The real damage from the coronavirus is still uncertain. American Eagle’s future revenue, earnings, and cash flow can’t be determined until the number of new cases begins to flatten and/or decline, and the length of the outbreak is figured out. It’s probably best to avoid consumer discretionary stocks like AEO for the time being.
Additional content: Time to Take Profits on Beyond Meat ( BYND Quick Quote BYND - Free Report) Shares?
On April 2, I recommended you
grab Beyond Meat shares, mainly based on positive feelings about a China launch. The shares have appreciated over 60% since my call, so it’s time to revisit the story.
Beyond Meat has since said that it will leverage Starbucks’ 3,300-odd stores across China as that market continues to see surging demand for faux meat, driven by a meat shortage, an existing taste for the thing and growing concerns about the environment (among a few). And since China is beginning to open restaurants, the timing couldn’t have been better. In fact, that’s probably why Yum! Brands’ KFC will also be launching Beyond products in China this week.

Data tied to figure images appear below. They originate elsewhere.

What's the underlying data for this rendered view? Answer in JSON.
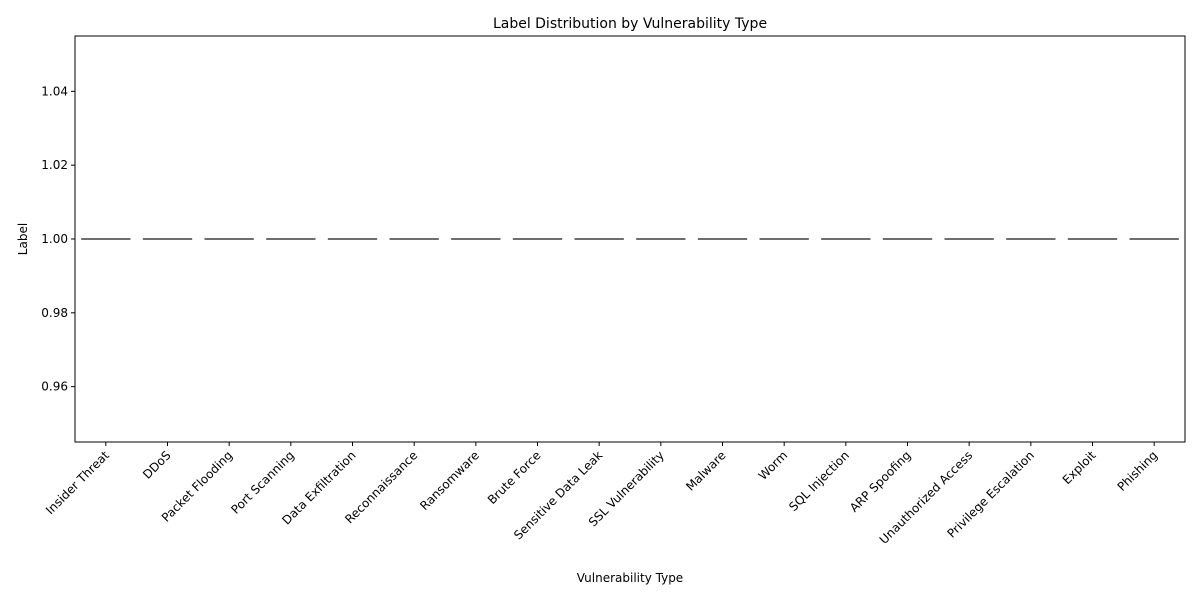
{
  "chart_data": {
    "type": "box",
    "title": "Label Distribution by Vulnerability Type",
    "xlabel": "Vulnerability Type",
    "ylabel": "Label",
    "categories": [
      "Insider Threat",
      "DDoS",
      "Packet Flooding",
      "Port Scanning",
      "Data Exfiltration",
      "Reconnaissance",
      "Ransomware",
      "Brute Force",
      "Sensitive Data Leak",
      "SSL Vulnerability",
      "Malware",
      "Worm",
      "SQL Injection",
      "ARP Spoofing",
      "Unauthorized Access",
      "Privilege Escalation",
      "Exploit",
      "Phishing"
    ],
    "values": [
      1,
      1,
      1,
      1,
      1,
      1,
      1,
      1,
      1,
      1,
      1,
      1,
      1,
      1,
      1,
      1,
      1,
      1
    ],
    "ylim": [
      0.945,
      1.055
    ],
    "yticks": [
      0.96,
      0.98,
      1.0,
      1.02,
      1.04
    ],
    "ytick_labels": [
      "0.96",
      "0.98",
      "1.00",
      "1.02",
      "1.04"
    ],
    "xtick_rotation": 45,
    "grid": false,
    "colors": {
      "box_line": "#3f3f3f",
      "axis": "#000000"
    }
  }
}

Beyond Meat is expected to report results next week. The company has most of its revenue coming from the U.S. and Europe, which have been particularly impacted by the pandemic. Moreover, a sizeable chunk (51%) of its business comes from its Restaurant and Food Service partnerships because those have picked up of late. And again, this is the segment that has been hard-hit by the pandemic.
So while its China business is just about taking off, there won’t be any impact on the March quarter. On the other hand, the weakness in its existing markets will tell on its first-quarter results.
Beyond Meat will have stock on its hands and we don’t know how well it will be able to store this. We also don’t know how much it will be able to redirect to the Retail segment, which should have picked up as more people cook at home in response to the pandemic. Also, given the nature of the product, there won’t be something like pent up demand, so whatever it stores will need storing for some time. Being able to transport extra production to China could be a good thing, but we don’t know if that was done, or even possible.
We also need more information about how its factories are functioning during the lockdown, whether it is resizing its staff and any other measures it may be taking to deal with the crisis.
The company could also see rising costs related to its China expansion, which while being necessary and positive on its own, could make an otherwise weak quarter appear even worse than it really is.
So yes, while they haven’t reached their 52-week high yet, and it’s really impossible to say how the market will react for sure, I think the shares are set for some battering in the not-too-distant future. The KFC launch in China likely won’t be enough to keep the shares up.
Since I continue to believe in the longer term potential of these shares, it seems like a good idea to offload some, take some gains, while hanging on to a portion for the longer term.